I sank back to my side of the wall. For hours, I listened to them howl, moan, and choke. In my bosom, I felt their grief and understood their desperation and disappointment. The death of this unknown woman impacted more deeply than any other event in my life. I mourned her loss. Slowly, there sounds subsided and still I remained. As the sun started to lick the sky, I rose and began the tortuous walk back to my apartment.

Having reached it just as the sun rose above the horizon, I tumbled into my bed and slept fitfully. Raising my arms in surrender, I pulled my body out of bed just before tea. The mirror reflected back my pale face and swollen eyes. No amount of water helped wash away the misery of the night before. The bronze coloring of my skin I had gloated about only days before had vanished. In its place was the skin tone of a tourist. 

That's when the first inkling of life's deception snuggled in. Those visitors to this fine country, the ones floating in gondolas, taking pictures of architecture, and laughing in the street were the blessed ones. The ones prone to lavish excess and ease of life, falling on the right side of an invisibly drawn line. They were the ones who knew little of grief and everything of hope and possibility. It was the bronze and olive colored residents with the deceptively strong bodies that toiled in the sun and died in back streets. Grief were there constant companions.

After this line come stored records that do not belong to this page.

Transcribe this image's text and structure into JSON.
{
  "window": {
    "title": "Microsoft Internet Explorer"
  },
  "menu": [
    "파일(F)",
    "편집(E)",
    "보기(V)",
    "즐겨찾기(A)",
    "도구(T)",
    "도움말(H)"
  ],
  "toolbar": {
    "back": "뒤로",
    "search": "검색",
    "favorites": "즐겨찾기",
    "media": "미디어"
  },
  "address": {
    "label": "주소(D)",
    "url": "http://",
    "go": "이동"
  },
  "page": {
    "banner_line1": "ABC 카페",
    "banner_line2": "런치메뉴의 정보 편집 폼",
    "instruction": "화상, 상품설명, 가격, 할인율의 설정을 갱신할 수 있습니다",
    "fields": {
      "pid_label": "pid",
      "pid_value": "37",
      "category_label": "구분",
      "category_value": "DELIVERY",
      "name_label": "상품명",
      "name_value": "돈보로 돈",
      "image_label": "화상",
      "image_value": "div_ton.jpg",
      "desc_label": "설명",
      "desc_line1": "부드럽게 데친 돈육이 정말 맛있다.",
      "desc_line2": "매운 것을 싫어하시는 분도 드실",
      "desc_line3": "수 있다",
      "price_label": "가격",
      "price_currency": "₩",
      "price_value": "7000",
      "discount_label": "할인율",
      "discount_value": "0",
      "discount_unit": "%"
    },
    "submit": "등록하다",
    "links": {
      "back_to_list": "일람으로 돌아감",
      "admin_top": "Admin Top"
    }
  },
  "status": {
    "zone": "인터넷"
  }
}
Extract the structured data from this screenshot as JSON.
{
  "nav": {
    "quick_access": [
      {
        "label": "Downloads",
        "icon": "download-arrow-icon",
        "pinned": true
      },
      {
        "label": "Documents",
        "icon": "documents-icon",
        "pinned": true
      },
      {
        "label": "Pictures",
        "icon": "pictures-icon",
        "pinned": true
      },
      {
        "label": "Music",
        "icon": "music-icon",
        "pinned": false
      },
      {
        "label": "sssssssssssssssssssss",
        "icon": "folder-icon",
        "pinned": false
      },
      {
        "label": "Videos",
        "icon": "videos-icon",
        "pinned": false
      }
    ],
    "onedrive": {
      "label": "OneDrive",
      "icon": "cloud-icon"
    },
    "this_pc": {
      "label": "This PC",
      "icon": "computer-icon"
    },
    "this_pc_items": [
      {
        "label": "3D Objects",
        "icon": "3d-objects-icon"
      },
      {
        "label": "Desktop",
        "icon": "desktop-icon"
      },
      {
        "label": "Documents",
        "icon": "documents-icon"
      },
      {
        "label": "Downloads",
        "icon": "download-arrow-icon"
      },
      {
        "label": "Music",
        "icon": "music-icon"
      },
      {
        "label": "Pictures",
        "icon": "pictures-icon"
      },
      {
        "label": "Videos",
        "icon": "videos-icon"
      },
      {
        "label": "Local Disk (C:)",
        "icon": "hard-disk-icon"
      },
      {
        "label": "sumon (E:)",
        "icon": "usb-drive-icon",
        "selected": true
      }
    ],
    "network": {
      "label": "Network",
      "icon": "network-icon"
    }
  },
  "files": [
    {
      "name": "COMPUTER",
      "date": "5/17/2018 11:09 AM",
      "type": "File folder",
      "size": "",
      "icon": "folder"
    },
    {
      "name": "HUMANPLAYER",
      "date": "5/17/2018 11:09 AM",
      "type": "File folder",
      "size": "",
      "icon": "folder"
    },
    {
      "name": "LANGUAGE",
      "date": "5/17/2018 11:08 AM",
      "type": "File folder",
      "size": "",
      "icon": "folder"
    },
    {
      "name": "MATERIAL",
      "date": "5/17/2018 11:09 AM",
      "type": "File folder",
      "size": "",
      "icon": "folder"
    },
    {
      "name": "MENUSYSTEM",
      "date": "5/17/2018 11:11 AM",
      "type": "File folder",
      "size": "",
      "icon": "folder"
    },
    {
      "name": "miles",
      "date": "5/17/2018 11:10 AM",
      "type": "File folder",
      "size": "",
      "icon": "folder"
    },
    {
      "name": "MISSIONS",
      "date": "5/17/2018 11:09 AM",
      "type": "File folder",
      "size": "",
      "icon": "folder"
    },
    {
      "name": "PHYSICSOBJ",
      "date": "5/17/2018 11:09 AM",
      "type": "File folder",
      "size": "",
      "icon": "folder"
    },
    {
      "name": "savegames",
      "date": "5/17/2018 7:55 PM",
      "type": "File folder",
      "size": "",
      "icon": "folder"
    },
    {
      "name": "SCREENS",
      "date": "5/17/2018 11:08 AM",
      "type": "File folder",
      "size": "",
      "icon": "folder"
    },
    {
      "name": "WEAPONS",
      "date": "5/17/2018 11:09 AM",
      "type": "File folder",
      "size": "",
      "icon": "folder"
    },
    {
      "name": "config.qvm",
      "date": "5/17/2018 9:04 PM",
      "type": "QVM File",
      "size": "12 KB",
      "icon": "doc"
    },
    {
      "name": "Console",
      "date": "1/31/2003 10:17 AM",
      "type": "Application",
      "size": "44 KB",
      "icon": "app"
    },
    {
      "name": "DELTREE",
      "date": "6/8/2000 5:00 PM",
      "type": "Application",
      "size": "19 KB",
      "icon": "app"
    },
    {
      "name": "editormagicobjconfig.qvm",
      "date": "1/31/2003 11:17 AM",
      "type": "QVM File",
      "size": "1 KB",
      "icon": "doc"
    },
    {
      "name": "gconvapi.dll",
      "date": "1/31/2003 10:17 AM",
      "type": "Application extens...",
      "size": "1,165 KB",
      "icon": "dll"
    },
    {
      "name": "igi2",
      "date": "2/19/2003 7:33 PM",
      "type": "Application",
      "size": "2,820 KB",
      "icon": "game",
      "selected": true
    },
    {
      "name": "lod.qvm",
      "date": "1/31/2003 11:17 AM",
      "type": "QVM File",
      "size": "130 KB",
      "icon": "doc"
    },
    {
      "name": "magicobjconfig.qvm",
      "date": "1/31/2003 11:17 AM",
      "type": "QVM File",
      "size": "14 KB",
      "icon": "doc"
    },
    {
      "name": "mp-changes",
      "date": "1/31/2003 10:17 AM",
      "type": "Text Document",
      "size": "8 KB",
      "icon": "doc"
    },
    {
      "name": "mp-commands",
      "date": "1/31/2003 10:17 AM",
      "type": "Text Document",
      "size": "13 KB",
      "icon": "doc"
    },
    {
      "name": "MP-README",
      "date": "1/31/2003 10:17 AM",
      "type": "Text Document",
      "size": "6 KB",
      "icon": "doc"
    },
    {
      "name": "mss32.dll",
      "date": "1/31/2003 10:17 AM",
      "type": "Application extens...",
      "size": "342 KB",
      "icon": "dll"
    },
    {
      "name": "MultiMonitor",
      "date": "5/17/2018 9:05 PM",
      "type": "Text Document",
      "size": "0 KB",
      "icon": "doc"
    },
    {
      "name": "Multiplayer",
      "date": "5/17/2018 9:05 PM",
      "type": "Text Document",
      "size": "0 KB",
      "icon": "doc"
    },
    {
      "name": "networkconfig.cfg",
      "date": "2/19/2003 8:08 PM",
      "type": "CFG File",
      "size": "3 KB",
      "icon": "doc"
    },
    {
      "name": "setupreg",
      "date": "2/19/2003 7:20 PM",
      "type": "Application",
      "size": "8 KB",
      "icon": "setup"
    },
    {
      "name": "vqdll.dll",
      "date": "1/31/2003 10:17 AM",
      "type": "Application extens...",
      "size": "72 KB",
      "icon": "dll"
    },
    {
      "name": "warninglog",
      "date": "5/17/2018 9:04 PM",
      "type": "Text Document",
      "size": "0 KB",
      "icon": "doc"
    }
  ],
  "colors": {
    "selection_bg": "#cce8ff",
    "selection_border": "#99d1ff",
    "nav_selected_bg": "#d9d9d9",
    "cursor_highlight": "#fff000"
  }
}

I could never look at the river, the woman, and the wonderful buildings with the same awe. For the next 40 years I became a slave to the city, doing what I could to spread compassion, opportunities, and hope. My undertaking emptied my chests and stunned my friends. I don't know when it turned my skin bronze and robbed me of the trivialities I had been so accustomed to living with. As I reflected from above Gran Canal and listened to the murmurs of lovers underneath the soft glow of lights, I knew my life turned out to mean something. If not to my peers, then to the people who aspired to more. But most importantly, It meant something as large and beautiful as the city of Venice meant to me.